俺はその謝罪を手をヒラヒラさせて受け入れた。
「いや、別に気分を害したわけではないから平気です。」
「ありがとうございます。ところで昨夜もそうですが、もしかして意識して私共に敬語を使われていますか?私共は勇者様をはじめ城内の方々に奉仕する身の上ですので敬語は不要でございますが?」
「ある程度はね。でも元々誰にでも敬語使っちゃうからそういう性格なだけです。」
「承知いたしました。であればどうぞご随意になさってください。」
クローネが紅茶のお替りを注ぐ。俺はそれを飲み干すと話の腰をもとに戻した。
「で、噂の内容なんだけど……」
「そんなに気になられますか?」
彼女は話を戻した俺に少しあきれながら言った。
どうやら良い噂ではないようだ。昨日今日で広まったと思われる噂だ。俺は昨晩の彼女との会話を思い出した。
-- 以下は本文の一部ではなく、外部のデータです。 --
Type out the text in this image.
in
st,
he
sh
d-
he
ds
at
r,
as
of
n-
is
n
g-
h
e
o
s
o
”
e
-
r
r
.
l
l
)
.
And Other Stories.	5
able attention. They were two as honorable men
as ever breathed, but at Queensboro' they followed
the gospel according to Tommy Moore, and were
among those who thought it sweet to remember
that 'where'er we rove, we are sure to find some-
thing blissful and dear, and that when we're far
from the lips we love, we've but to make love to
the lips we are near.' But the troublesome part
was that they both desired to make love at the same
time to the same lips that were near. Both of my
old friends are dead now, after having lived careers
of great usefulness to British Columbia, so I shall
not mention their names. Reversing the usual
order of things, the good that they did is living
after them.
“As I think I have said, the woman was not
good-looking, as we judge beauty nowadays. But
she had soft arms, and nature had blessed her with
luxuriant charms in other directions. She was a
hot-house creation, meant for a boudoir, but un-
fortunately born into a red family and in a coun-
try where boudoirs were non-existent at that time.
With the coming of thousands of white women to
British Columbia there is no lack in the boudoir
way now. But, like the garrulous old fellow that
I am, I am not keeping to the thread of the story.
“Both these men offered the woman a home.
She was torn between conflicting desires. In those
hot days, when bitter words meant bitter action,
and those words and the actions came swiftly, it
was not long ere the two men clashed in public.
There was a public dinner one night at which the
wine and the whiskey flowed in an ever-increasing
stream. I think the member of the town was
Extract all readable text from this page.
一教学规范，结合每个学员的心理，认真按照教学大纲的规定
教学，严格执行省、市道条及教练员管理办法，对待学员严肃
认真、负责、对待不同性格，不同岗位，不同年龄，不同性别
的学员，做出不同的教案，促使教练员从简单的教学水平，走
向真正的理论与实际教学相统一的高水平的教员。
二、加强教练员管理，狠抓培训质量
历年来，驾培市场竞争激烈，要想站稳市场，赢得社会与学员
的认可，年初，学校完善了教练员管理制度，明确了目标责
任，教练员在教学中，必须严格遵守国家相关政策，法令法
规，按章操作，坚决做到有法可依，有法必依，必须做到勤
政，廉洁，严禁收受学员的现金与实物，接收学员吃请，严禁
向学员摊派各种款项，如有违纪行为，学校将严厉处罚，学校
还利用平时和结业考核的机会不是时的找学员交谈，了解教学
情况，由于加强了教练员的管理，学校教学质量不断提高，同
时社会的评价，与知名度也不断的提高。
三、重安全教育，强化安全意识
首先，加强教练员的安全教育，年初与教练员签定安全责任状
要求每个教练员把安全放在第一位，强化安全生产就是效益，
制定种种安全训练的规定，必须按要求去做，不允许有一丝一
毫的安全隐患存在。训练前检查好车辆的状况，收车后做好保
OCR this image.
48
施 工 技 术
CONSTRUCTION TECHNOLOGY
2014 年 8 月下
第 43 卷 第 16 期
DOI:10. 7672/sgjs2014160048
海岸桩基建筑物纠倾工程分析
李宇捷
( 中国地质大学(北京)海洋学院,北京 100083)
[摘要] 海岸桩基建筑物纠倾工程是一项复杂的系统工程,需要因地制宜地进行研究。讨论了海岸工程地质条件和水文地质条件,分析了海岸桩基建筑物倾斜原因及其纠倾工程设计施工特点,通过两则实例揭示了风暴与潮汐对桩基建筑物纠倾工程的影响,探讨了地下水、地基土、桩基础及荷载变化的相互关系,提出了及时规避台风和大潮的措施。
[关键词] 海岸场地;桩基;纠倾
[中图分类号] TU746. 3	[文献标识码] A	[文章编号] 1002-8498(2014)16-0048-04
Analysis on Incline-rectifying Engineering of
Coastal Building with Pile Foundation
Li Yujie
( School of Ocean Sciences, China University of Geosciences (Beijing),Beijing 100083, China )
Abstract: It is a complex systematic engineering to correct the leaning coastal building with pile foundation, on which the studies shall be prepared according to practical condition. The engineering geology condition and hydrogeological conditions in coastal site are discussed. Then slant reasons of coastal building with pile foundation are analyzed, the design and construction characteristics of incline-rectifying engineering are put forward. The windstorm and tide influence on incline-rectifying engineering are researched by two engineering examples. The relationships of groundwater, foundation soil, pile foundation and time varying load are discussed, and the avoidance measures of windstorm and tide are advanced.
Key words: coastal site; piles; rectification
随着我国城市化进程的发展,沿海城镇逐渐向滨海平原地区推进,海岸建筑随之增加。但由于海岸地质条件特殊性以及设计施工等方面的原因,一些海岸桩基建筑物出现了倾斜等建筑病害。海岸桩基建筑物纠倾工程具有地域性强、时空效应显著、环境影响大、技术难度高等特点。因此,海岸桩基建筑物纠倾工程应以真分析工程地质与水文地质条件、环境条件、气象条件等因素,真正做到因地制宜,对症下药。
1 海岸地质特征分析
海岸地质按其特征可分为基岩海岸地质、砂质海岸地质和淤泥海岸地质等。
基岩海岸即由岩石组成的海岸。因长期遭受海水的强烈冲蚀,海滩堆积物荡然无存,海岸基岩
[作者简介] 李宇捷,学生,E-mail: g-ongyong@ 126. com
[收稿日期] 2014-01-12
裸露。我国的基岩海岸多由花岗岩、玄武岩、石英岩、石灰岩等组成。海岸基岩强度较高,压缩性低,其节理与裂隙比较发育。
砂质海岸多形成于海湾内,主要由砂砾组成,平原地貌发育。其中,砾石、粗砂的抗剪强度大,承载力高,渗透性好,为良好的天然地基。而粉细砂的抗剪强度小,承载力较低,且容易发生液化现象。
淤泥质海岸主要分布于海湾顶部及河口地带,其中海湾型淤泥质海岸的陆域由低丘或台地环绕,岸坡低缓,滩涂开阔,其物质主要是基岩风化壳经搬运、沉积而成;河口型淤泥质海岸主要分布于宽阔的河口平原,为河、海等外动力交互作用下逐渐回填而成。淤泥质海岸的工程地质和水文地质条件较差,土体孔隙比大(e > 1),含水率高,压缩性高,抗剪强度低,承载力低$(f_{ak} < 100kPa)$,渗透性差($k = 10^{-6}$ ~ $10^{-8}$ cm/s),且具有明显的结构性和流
「まさか、本当にロリコンとかゲイとか噂を流したんじゃ」
「違います!」
クローネが大きな声で否定した。
「私はむしろ噂をもみ消した側です。」
不本意だと言わんばかりの顔でそう言った。
「じゃあなんなのさ」
「そうr…勇者…」
「は?」
俺は口に運ぼうとしていた腸詰を皿に置き、彼女を問いただした。
「なんで?どうして?そんなことに?」
俺には心当たりがなかった。だってそれ以前に俺童貞だよ。なんでそんな噂が。
困惑する俺をよそにクローネは言葉を続けた。
「昨晩、勇者様のお部屋にエミリ嬢が参られた一部始終を城の者たちに見られていたようで、そこから広まった噂です。」
「見られてたのは分かるけどなんでそれが、噂に?」
昨晩、俺は部屋の前にエミリを待たせたまま部屋の中でクローネと長話をしていた。その様子を誰かに見られていても全然不思議ではないが、なぜだ?
「10分…」
クローネはつぶやいた。
「エミリ嬢が部屋に入ってから出るまで時間です。その時間が極端に短かったので勇者様に疑惑が立ちました。」
俺は顔を手で覆った。やばい、死にたい。そんな俺を無視して彼女は話を続ける。
「メイドたちはエミリ嬢を部屋に呼んでおいてセックスしていないとは考えていないので、勇者様は十分でセックスを終わらせる方だともっぱらの噂です。」
「俺もう城の中歩けないじゃん!?」
城中の人にそう思われてるとか恥ずかしすぎて死んじゃうよ。
「更に言えば、勇者様は美女を見ただけで……との噂もあります。」
「死んだわ……」
どおりでメイドが真っ赤な顔で下半身を見てくるわけだよ。跡がないか確認されてたとか恥ずかしぎる。
「頼む……殺してくれ………」
「お望みならそういたしますが、殺しても死なないでしょう勇者様。」
「創生神の加護が恨めしい……」
戦場では数え切れないほど命を救われた加護だが、いまは不要だった。
「ちなみにクローネさんが潰した噂ってのは?」
「勇者様が娼婦を無視してメイドを連れ込んだあと、おまけの様にエミリ嬢を抱いたという疑惑です。私の名誉のためにも全力でつぶさせて頂きました。」
「グッジョブ」
そんな噂がたったら、城から追い出されかねないわ。
そうして俺は城内限定で童貞勇者からレベルアップしたのだった。ちくしょう!